A Drunk Raccoon Passes Out at the Liquor Store… Only in 2025!

So a liquor store in Ashland, Virginia opens up for a regular day — nothing wild, nothing unusual — and instead they walk in and find a whole raccoon laid out drunk in the bathroom. I’m talking paws up, body limp, had-one-shot-too-many type of situation. This little masked bandit broke into the store, helped himself to the bottles, and got so lit that he knocked out next to the toilet like he just left a Henny Happy Hour at Prospect Park!
Wildlife officials said the raccoon was “very intoxicated,” which means he wasn’t browsing — he was throwing them back. Workers said he must’ve been doing his own little tasting tour throughout the store before life hit him like, “Yeah, that last drink wasn’t your friend.” And the fact that he ended up in the bathroom?
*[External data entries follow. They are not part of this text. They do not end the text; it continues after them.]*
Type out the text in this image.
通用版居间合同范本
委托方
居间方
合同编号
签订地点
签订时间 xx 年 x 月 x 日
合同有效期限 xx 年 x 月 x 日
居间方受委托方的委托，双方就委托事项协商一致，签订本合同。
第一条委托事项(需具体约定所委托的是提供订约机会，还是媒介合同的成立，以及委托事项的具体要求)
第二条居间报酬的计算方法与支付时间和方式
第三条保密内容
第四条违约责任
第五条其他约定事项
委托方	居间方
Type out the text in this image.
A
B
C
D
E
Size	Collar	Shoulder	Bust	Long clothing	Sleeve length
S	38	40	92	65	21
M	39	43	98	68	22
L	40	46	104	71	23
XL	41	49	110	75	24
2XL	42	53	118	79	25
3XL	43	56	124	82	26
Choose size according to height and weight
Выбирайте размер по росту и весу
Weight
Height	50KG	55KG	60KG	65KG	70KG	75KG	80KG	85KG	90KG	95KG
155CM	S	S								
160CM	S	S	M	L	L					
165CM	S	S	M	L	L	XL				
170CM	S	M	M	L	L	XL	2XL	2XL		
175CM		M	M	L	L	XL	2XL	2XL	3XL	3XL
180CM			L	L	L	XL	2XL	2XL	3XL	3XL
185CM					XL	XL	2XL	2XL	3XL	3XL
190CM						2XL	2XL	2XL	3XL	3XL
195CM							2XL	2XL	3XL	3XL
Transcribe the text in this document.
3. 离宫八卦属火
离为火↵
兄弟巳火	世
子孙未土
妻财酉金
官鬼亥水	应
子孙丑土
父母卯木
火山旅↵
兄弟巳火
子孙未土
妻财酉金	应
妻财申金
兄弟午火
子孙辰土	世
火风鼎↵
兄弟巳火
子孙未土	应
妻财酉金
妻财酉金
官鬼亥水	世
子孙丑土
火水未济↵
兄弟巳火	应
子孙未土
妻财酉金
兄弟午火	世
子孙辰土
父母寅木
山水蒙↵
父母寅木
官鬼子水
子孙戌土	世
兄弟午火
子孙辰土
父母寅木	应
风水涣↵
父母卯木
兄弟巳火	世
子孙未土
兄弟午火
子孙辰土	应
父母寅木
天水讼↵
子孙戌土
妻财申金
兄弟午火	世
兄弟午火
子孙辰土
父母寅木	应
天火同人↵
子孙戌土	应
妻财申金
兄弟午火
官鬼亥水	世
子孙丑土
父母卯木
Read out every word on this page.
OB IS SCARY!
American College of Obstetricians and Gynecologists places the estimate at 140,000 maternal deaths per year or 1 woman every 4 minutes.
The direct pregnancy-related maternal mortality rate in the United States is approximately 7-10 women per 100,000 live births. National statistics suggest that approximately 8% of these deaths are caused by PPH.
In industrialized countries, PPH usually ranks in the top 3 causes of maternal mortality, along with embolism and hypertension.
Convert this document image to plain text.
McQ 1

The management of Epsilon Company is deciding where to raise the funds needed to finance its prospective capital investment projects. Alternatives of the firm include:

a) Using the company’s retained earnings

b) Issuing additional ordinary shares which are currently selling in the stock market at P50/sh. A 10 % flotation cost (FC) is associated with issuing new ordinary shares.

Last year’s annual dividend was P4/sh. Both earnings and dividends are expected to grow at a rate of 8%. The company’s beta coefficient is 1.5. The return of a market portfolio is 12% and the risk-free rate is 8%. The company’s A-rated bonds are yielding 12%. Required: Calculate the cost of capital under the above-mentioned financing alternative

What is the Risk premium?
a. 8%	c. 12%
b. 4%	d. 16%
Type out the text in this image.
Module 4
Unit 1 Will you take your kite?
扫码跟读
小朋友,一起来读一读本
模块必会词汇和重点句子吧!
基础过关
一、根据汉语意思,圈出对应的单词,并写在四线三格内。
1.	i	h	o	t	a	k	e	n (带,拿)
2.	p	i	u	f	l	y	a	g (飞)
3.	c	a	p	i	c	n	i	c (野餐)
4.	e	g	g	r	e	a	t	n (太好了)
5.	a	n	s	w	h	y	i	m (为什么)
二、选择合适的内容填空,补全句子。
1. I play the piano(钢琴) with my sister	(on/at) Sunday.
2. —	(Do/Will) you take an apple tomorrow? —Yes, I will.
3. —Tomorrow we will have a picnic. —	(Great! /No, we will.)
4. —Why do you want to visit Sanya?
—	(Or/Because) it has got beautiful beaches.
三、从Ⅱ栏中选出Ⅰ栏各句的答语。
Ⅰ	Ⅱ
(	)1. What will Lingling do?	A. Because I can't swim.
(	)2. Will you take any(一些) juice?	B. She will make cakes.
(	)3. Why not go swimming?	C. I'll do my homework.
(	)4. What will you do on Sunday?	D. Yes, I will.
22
BABY. That’s universal blackout behavior. They had to scoop him up and take him to an animal shelter so he could sober up before letting him go. Imagine being that raccoon waking up like, “Now how did I get here?” Whew.
And look — I understand the holidays got everybody stressed, but even the wildlife shouldn’t be drinking like that. Somebody please get that little man a Pedialyte, a bag of chips, and a chance to reevaluate his life choices. Because if I walked into work and saw a raccoon passed out in the bathroom? I’m screaming first, recording second, and calling for help absolutely last. Be honest… what would YOU have done if you saw him?